Nuclear factor erythroid derived 2-related factor-2 (Nrf2) is a master transcription regulator of antioxidant and cytoprotective proteins that mediate cellular defense against oxidative and inflammatory stresses. Disruption of cellular stress response by Nrf2 deficiency causes enhanced susceptibility to infection and related inflammatory diseases as a consequence of exacerbated immune-mediated hypersensitivity and autoimmunity. The cellular defense capacity potentiated by Nrf2 activation appears to balance the population of CD4+ and CD8+ of lymph node cells for proper innate immune responses.
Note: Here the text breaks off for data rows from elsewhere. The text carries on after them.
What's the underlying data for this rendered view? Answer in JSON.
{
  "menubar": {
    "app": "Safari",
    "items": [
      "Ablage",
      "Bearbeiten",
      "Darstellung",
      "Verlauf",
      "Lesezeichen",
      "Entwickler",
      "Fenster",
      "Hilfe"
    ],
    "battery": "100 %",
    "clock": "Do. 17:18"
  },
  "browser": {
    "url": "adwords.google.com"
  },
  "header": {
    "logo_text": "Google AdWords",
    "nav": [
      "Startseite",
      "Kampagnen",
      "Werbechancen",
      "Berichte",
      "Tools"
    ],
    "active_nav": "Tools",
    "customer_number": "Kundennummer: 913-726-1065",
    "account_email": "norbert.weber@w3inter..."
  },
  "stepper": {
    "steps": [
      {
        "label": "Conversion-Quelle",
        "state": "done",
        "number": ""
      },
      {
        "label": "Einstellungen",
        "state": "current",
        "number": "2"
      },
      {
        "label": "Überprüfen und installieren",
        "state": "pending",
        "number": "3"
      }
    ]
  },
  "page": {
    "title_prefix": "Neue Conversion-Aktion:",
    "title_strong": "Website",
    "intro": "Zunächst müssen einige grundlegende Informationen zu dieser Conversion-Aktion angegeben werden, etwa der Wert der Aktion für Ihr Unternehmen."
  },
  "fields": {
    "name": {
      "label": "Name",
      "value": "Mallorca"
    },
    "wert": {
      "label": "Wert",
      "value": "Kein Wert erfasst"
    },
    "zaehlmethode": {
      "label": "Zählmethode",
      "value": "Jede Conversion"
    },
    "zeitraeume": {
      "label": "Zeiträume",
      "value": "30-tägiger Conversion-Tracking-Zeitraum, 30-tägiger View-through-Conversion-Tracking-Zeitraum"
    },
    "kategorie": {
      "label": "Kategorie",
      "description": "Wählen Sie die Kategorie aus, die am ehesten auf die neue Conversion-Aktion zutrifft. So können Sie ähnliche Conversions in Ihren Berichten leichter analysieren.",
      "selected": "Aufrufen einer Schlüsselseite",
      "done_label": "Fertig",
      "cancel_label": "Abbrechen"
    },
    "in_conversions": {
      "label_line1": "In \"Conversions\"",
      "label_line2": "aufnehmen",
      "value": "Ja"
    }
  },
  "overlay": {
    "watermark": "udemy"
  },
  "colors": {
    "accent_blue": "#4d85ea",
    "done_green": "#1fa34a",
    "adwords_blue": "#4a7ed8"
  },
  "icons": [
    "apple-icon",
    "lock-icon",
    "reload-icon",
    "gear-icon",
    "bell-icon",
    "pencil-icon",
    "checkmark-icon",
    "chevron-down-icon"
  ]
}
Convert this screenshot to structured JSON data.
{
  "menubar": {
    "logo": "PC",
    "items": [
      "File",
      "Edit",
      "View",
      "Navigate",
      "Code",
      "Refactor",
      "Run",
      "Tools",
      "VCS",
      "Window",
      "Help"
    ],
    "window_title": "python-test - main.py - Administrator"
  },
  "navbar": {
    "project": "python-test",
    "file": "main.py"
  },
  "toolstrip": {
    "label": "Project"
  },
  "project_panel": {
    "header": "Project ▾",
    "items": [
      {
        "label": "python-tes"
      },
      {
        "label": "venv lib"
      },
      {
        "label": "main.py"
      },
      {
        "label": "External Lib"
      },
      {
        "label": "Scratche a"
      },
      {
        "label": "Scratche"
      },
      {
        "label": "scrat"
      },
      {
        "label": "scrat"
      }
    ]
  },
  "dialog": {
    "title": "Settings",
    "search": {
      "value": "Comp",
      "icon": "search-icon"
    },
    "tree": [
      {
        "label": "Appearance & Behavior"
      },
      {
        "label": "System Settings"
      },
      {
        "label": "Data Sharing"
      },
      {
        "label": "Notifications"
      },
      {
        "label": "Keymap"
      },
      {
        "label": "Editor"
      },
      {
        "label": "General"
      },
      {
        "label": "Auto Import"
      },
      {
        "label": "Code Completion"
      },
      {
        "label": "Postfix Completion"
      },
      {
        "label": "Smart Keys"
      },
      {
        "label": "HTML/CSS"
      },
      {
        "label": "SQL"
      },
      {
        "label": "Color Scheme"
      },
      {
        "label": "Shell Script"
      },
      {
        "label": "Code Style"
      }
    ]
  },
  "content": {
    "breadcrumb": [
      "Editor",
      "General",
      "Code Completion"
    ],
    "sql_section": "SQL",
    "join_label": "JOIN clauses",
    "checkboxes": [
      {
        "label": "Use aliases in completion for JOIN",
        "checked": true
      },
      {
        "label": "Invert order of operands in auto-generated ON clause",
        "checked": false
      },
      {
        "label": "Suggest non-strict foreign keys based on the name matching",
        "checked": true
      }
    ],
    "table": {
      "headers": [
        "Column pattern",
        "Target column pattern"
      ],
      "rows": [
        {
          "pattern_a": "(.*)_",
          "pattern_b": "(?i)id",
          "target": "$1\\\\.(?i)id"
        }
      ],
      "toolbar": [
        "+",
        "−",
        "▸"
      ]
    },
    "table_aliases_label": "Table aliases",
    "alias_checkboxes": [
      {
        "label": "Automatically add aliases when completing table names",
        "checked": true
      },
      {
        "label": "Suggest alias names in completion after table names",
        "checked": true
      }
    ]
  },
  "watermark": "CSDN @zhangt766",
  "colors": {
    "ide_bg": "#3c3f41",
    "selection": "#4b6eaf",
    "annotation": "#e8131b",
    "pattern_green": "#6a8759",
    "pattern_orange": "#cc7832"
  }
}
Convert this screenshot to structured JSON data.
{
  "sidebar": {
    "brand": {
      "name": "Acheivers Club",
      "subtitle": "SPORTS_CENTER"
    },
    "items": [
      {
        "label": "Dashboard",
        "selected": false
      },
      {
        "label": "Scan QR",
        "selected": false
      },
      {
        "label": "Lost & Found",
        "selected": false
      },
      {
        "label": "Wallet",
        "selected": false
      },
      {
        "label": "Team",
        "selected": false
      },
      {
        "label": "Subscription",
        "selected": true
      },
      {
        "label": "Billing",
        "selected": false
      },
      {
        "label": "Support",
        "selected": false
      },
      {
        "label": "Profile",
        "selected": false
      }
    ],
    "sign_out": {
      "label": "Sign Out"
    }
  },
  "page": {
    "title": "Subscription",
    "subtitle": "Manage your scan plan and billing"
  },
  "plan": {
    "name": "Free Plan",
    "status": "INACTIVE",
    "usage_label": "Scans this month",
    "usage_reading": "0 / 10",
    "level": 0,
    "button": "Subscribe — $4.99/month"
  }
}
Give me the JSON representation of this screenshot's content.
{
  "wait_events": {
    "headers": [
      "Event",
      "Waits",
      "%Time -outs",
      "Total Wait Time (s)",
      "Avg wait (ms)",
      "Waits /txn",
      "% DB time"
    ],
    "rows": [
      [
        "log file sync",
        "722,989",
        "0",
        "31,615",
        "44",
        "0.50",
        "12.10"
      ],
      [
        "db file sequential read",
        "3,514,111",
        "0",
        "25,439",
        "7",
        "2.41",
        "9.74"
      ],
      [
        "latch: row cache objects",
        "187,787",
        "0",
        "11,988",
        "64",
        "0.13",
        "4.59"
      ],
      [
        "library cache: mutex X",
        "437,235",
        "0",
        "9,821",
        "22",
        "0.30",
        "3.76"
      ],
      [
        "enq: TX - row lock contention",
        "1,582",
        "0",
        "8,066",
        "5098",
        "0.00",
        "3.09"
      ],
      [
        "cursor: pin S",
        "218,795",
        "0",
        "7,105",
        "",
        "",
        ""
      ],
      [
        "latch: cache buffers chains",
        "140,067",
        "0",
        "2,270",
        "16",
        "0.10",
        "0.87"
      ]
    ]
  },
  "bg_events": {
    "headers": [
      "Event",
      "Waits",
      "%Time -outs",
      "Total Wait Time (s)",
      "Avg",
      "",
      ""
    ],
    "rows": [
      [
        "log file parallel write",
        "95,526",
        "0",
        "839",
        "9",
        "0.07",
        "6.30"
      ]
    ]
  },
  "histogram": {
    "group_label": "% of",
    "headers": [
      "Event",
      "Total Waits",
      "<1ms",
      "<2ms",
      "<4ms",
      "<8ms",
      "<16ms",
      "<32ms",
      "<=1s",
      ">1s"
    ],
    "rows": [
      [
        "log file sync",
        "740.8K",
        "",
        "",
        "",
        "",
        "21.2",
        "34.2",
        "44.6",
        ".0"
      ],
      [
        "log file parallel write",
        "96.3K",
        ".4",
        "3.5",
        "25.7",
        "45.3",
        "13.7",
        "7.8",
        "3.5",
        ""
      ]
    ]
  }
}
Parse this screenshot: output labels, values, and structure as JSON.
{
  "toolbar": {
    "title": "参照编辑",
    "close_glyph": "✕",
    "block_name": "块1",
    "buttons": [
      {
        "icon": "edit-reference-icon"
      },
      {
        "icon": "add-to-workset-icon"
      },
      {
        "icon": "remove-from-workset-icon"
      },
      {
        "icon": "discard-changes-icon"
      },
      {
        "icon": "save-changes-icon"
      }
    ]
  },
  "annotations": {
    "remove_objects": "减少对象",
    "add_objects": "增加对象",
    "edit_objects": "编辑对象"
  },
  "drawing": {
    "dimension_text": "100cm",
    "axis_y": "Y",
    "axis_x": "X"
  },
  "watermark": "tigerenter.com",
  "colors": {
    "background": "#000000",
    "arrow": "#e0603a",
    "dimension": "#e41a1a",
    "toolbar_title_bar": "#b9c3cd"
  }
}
Nrf2 can negatively regulate the activation of pro-inflammatory signaling molecules such as p38 MAPK, NF-κB, and AP-1. Nrf2 subsequently functions to inhibit the production of pro-inflammatory mediators including cytokines, chemokines, cell adhesion molecules, matrix metalloproteinases, COX-2 and iNOS. Although not clearly elucidated, the antioxidative function of genes targeted by Nrf2 may cooperatively regulate the innate immune response and also repress the expression of pro-inflammatory mediators.